I Will Arise . . . And Go Now

Claude Monet, In The Garden, 1895

My daily poetry app, Poems Ancient and Modern, dropped a poem in my lap one morning last week. I’ve read this poem many times before, even memorized it at one point. The poem is The Lake Isle of Innisfree, written by William Butler Yeats, in 1888. One of the good things about reading poems all your life is that you get to reread them. This poem speaks to something I feel quite urgently right now: In our turbulent world, where can I find peace?
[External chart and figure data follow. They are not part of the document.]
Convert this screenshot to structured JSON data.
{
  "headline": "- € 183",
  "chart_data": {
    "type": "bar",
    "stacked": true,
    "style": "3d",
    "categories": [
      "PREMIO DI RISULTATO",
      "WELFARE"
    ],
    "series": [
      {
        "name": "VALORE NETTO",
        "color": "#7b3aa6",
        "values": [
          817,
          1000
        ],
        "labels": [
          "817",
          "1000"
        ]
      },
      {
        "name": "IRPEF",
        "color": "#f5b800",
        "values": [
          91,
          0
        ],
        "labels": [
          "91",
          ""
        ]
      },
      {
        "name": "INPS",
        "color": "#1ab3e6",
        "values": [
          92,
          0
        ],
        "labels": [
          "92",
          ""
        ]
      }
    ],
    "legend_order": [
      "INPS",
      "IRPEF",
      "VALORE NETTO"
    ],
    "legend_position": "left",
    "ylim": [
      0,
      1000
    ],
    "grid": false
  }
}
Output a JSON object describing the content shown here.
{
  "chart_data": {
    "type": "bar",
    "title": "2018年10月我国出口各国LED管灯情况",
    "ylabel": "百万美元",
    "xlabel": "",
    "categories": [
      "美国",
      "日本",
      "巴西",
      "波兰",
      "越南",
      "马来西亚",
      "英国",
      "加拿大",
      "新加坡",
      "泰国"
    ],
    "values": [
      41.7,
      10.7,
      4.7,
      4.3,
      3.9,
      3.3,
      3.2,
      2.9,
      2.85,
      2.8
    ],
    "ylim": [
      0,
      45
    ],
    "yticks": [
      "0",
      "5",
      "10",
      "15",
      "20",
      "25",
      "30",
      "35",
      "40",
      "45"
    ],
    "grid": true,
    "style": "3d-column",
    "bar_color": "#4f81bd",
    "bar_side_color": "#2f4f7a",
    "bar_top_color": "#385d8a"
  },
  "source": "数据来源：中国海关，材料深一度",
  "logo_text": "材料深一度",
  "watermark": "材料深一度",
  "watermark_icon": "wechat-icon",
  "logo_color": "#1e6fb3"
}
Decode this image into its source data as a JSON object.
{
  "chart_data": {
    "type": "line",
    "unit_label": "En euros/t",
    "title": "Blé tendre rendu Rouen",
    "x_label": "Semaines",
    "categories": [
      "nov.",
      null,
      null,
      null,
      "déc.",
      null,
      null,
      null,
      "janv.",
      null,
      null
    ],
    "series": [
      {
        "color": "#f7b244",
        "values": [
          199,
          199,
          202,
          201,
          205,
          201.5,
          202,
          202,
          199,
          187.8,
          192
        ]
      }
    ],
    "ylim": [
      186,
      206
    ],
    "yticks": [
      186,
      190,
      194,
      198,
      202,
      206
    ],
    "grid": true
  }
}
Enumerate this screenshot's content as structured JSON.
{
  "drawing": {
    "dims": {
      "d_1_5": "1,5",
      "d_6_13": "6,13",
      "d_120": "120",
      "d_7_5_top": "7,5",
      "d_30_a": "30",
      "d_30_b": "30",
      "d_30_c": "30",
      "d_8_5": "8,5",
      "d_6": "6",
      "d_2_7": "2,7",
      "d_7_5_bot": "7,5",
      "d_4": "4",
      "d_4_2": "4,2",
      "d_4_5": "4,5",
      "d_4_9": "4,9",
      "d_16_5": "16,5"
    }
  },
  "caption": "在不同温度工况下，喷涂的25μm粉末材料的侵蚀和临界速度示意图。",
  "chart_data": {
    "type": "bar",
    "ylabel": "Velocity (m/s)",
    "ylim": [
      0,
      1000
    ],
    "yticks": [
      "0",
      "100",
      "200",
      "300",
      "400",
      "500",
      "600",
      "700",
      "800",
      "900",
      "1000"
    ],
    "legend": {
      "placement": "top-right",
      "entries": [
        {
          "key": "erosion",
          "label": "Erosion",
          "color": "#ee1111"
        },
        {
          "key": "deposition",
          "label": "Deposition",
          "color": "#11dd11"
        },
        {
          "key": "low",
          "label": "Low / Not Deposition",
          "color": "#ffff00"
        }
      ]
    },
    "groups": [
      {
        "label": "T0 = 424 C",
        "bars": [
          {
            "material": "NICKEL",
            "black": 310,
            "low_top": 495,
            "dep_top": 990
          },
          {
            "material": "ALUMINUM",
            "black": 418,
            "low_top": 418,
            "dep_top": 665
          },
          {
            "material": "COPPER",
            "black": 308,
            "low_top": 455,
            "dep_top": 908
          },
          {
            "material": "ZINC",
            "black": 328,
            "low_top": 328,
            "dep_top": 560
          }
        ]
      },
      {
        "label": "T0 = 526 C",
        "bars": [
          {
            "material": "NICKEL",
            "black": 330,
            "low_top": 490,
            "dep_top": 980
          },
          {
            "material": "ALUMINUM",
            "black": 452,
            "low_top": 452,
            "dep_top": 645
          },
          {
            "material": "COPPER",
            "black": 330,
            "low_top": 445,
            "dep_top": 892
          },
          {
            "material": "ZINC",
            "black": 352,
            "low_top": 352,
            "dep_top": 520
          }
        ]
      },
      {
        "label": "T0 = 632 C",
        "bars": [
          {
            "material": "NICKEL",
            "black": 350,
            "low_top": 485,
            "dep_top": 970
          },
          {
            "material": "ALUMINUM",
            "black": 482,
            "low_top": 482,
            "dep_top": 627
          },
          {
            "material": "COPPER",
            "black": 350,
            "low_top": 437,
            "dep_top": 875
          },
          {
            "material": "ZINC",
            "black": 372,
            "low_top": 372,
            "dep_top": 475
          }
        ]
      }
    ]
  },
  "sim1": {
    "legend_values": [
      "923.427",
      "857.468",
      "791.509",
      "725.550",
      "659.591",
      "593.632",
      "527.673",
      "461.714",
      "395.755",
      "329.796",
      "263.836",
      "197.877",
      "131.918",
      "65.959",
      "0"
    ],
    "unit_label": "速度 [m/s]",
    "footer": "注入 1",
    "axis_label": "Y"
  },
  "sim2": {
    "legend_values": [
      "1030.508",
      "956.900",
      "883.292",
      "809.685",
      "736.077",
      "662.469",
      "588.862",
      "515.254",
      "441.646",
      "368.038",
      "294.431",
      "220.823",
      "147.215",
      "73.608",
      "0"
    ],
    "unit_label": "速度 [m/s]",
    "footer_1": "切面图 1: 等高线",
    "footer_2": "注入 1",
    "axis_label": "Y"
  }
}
And I thought, just maybe the poets can be helpful.  

 Listen to this beautiful poem.  

 I will arise and go now, and go to Innisfree,

And a small cabin build there, of clay and wattles made;

Nine bean-rows will I have there, a hive for the honey-bee,

And live alone in the bee-loud glade.

 

And I shall have some peace there, for peace comes dropping slow,

Dropping from the veils of the morning to where the cricket sings;

There midnight’s all a glimmer, and noon a purple glow,

And evening full of the linnet’s wings.

 

I will arise and go now, for always night and day

I hear lake water lapping with low sounds by the shore;

While I stand on the roadway, or on the pavements grey,

I hear it in the deep heart’s core.

The poet longs for peace, just as I do. He decides to take action: “I will arise and go now, and go to Innisfree.” And why Innisfree? Because it is so beautiful, so peaceful, so filled with wonder. This is what he needs right now. “I shall find some peace there,” he confidently asserts.

 The important thing to notice is that he feels this deep longing for beauty and peace and rest even as he stands “on the roadway, or on the pavements grey.” Isn’t that what we often feel when beauty and wonder and peace are missing in our lives? At Innisfree, at least, “I shall have some peace there.” Even on “pavements grey,” he continues to hear the “lake water lapping with low sounds by the shore.” He hears it “in the deep heart’s core.” The poet has something to share.

 The provocative Irishman Paul Kingsnorth opens his amazing new book this way: When you look around “you just know that something is wrong. . . . you can feel something going on that is not a good thing.” Isn’t this why we long for peace? Isn’t this where our growing anxiety comes from? We long for peace because we sense overwhelmingly that something’s not right.

 Well, I keep asking, how do I find that peace? The late, great Rabbi Abrham Josua Heschel, philosopher and mystic, explains that what we need right now “is the outcome of moments when we are stirred beyond words, of instants of wonder, awe, praise, fear, trembling, and radical amazement.” If we can find those deeper moments, Heschel is suggesting, we will find peace.  

 In these post-Easter days, I am startled how many times Jesus came to his disciples saying “peace be with you.” That blows me away. Yes, this is the peace we’re longing for, isn’t it? Come, Lord Jesus, come. That’s the heart of the matter. How can we find this peace each day?

 We must turn to prayer and contemplation and scripture reading and worship and loving one another. But as we still muddle our way through, on those inescapable “pavements grey,”  maybe turning to poems like this can help. Maybe that’s why I’ve been reading this kind of poetry most of my life. Just maybe we can hear the poets cry from the deep heart’s core. That’s where wonder and peace and awe can be found that will surround the peace that Jesus offers. I’ve concluded that just maybe these poets are saying something that can be helpful.

 Heschel says wonder is “beyond words,” but aren’t the poets the ones who persist to name the unnamable and give language to the ineffable. They can introduce us to wonder and beauty and awe. As I grow older, I want to be rereading and teaching and writing more about what these poets have to say. Stay tuned. And maybe I can pull it all together with the peace that Jesus is offering. “I will arise and go now,” and I will “hear lake water lapping with low sounds by the shore.” And “I will find peace there.” With Jesus, and the poet, “I [will] hear it in the deep heart’s core.”